Abstract

Assessment Criteria Indicative of deception (ACID) is a statement analysis technique that combines careful interviewing designed to facilitate the detection of deception with empirically-derived content criteria related to both the phenomenal and objective nature of deception.. The current study of ACID had three goals. The first goal was to replicate ACID with a population of incarcerated witnesses. The second goal was to study the extension of this procedure by adding coherence and the type-token ratio for dependent measures. The third goal was to investigate the possibility of gender differences in verbal interpersonal deception.

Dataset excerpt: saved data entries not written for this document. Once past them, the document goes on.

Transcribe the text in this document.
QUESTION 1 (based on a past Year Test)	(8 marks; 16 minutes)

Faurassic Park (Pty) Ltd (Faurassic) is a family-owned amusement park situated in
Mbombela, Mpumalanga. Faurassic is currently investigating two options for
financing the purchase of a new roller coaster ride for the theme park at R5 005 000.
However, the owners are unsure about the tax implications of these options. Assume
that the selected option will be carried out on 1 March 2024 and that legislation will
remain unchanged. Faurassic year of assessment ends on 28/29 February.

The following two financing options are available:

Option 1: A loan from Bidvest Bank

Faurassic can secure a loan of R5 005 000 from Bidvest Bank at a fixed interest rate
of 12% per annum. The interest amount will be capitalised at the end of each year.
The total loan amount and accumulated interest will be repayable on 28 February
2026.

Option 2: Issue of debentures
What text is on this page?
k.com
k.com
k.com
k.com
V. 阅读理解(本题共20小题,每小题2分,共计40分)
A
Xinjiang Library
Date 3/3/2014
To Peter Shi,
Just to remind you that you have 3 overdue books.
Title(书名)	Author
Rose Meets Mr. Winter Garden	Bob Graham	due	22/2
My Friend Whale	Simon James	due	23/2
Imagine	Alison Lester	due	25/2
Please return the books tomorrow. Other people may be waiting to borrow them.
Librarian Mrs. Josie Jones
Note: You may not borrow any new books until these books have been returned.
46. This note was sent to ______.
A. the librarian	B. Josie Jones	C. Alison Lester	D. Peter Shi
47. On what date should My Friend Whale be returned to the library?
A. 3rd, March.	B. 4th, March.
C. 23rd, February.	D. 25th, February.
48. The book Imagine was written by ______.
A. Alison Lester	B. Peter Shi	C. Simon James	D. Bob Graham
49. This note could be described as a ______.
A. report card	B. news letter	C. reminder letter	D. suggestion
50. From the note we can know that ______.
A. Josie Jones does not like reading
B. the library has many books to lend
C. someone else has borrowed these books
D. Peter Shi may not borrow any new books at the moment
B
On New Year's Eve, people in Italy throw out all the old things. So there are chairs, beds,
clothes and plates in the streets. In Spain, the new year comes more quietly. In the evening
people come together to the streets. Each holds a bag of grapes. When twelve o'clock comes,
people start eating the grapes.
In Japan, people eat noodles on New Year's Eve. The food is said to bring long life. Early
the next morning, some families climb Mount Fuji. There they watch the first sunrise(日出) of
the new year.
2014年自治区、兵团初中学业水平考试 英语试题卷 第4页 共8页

In meeting the first and second goals, this study demonstrated honest statements were longer and more detailed than deceptive statements, and that honest statements specifically had more words and more unique details added as a result of the recall enhancement effect of the interview. Honest statements were more coherent and had lower type-token ratios. In meeting the third goal, this study demonstrated that women's statements were more coherent and contained more words than male statements. Deceptive females gave less detail, fewer word, and had higher type-token ratios than deceptive men. Honest women gave more words and more detail than honest men. Importantly, coherence is very dependent upon gender, so that an honest man is more likely to tell an incoherent story than is a deceptive woman. Using gender-specific norms significantly increased the classification accuracy of a discriminant function analysis. Overall, 74 of 83 participants were accurately classified as honest or deceptive using the dependent measures. Future research is necessary to firmly establish the presence and cause of gender differences in verbal deception.